How to deal with a child who always says “still”?
Does he cry every time you play together because he doesn’t want to stop? He keeps asking you for yet another candy? He spends his time destroying his cube castle and asking you to rebuild it? Case by case, our advice so that everything ends in a good mood!
Some tips forthat all ends well …
- We warn him. First of all, we warn the child before the last candy, the last hug, in order to allow him to prepare. The repetition by a succession of “still” allows the child to have a mastery of events and to anticipate them: interrupting it suddenly would have no meaning!

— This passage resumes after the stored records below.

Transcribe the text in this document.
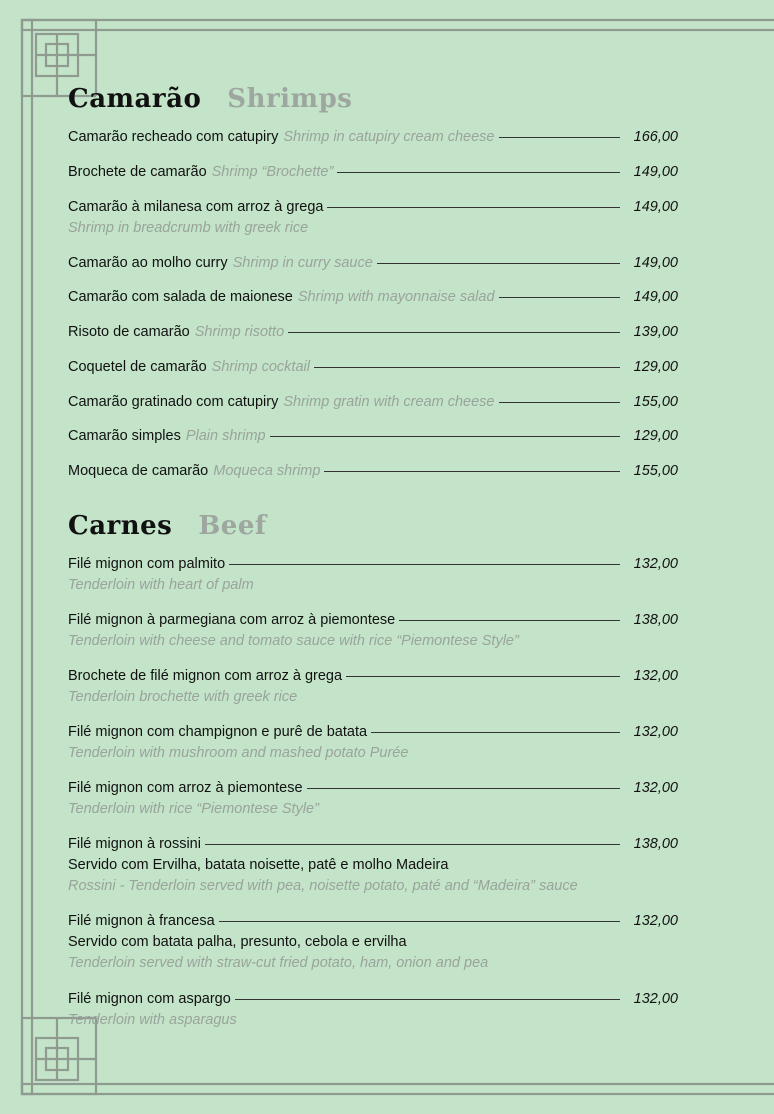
Camarão Shrimps
Camarão recheado com catupiry Shrimp in catupiry cream cheese	166,00
Brochete de camarão Shrimp “Brochette”	149,00
Camarão à milanesa com arroz à grega	149,00
Shrimp in breadcrumb with greek rice
Camarão ao molho curry Shrimp in curry sauce	149,00
Camarão com salada de maionese Shrimp with mayonnaise salad	149,00
Risoto de camarão Shrimp risotto	139,00
Coquetel de camarão Shrimp cocktail	129,00
Camarão gratinado com catupiry Shrimp gratin with cream cheese	155,00
Camarão simples Plain shrimp	129,00
Moqueca de camarão Moqueca shrimp	155,00
Carnes Beef
Filé mignon com palmito	132,00
Tenderloin with heart of palm
Filé mignon à parmegiana com arroz à piemontese	138,00
Tenderloin with cheese and tomato sauce with rice “Piemontese Style”
Brochete de filé mignon com arroz à grega	132,00
Tenderloin brochette with greek rice
Filé mignon com champignon e purê de batata	132,00
Tenderloin with mushroom and mashed potato Purée
Filé mignon com arroz à piemontese	132,00
Tenderloin with rice “Piemontese Style”
Filé mignon à rossini	138,00
Servido com Ervilha, batata noisette, patê e molho Madeira
Rossini - Tenderloin served with pea, noisette potato, paté and “Madeira” sauce
Filé mignon à francesa	132,00
Servido com batata palha, presunto, cebola e ervilha
Tenderloin served with straw-cut fried potato, ham, onion and pea
Filé mignon com aspargo	132,00
Tenderloin with asparagus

- We don’t come back, and we stick to it! At bedtime, oWe will not come back for a “last of the last kisses”, we absolutely have to stick to it: the words have to make sense. Keeping your promise, in one way or the other, is to make yourself predictable, it is reassuring for the toddler.
Which also reassures him
- We establish rituals. It is important to ritualize the highlights of the day, especially times of separation – including going to bed – and times of change. These little rituals that punctuate the life of the child must be short, simple and flexible, that is to say, be able to evolve smoothly as needed. It is up to us to ensure that they do not go on forever.
To avoid frontal conflict
- We are cunning a bit. Do not endorse the decision on our own. We can hold responsible the pendulum: (“Oh, look, the big hand is at the bottom, it’s time!”,) Or the rule that we had stated (“Oh, we already have three papers of empty candies, we have reached the maximum! ”etc.) for example.
- We savor together. To end on a high note, let’s anchor a good memory in his mind: “What did we have a blast! We made the most of it! That was awfully neat, eh? “By teaching him to savor and to prolong in his imagination the good times passed, we teach him wisdom… Already!